Arechavala-Gomeza Virginia, Khoo Bernard, Aartsma-Rus Annemieke
Neuromuscular Disorders Group, BioCruces Health Research Institute, Barakaldo, Bizkaia, Spain.
Endocrinology, Division of Medicine, University College London, London, UK.
Appl Clin Genet. 2014 Dec 4;7:245-52. doi: 10.2147/TACG.S71506. eCollection 2014.

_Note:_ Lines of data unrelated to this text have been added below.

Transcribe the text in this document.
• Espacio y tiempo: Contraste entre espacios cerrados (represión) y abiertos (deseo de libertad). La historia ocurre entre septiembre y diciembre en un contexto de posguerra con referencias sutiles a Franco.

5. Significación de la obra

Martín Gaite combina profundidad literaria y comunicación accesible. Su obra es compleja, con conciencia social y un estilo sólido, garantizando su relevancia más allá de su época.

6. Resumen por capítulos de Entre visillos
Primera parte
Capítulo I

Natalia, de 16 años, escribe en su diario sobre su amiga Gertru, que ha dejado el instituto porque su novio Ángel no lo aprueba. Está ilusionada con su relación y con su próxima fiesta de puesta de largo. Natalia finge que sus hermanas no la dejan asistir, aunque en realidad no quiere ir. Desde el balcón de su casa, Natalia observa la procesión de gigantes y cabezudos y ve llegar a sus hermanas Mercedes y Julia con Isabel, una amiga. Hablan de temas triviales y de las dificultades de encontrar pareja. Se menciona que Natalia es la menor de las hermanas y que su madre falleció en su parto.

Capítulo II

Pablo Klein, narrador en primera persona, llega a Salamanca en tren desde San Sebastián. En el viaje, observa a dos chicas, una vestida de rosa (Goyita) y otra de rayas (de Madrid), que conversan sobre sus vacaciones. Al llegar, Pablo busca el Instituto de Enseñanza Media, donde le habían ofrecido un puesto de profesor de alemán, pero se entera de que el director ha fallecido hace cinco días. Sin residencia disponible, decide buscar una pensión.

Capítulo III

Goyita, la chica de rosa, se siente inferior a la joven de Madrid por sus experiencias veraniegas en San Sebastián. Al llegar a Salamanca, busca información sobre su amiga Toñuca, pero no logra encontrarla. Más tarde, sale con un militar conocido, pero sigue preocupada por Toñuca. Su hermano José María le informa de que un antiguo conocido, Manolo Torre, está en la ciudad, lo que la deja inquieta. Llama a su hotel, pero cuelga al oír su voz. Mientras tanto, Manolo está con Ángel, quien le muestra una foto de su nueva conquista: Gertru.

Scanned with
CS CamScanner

Antisense-mediated splicing modulation is a tool that can be exploited in several ways to provide a potential therapy for rare genetic diseases. This approach is currently being tested in clinical trials for Duchenne muscular dystrophy and spinal muscular atrophy. The present review outlines the versatility of the approach to correct cryptic splicing, modulate alternative splicing, restore the open reading frame, and induce protein knockdown, providing examples of each. Finally, we outline a possible path forward toward the clinical application of this approach for a wide variety of inherited rare diseases.
反义介导的剪接调控是一种可通过多种方式加以利用的工具,有望为罕见遗传病提供治疗方法。目前,这种方法正在杜氏肌营养不良症和脊髓性肌萎缩症的临床试验中进行测试。本综述概述了该方法在纠正隐蔽剪接、调控可变剪接、恢复开放阅读框以及诱导蛋白质敲低方面的多功能性,并分别给出了示例。最后,我们概述了将这种方法临床应用于多种遗传性罕见病的可能途径。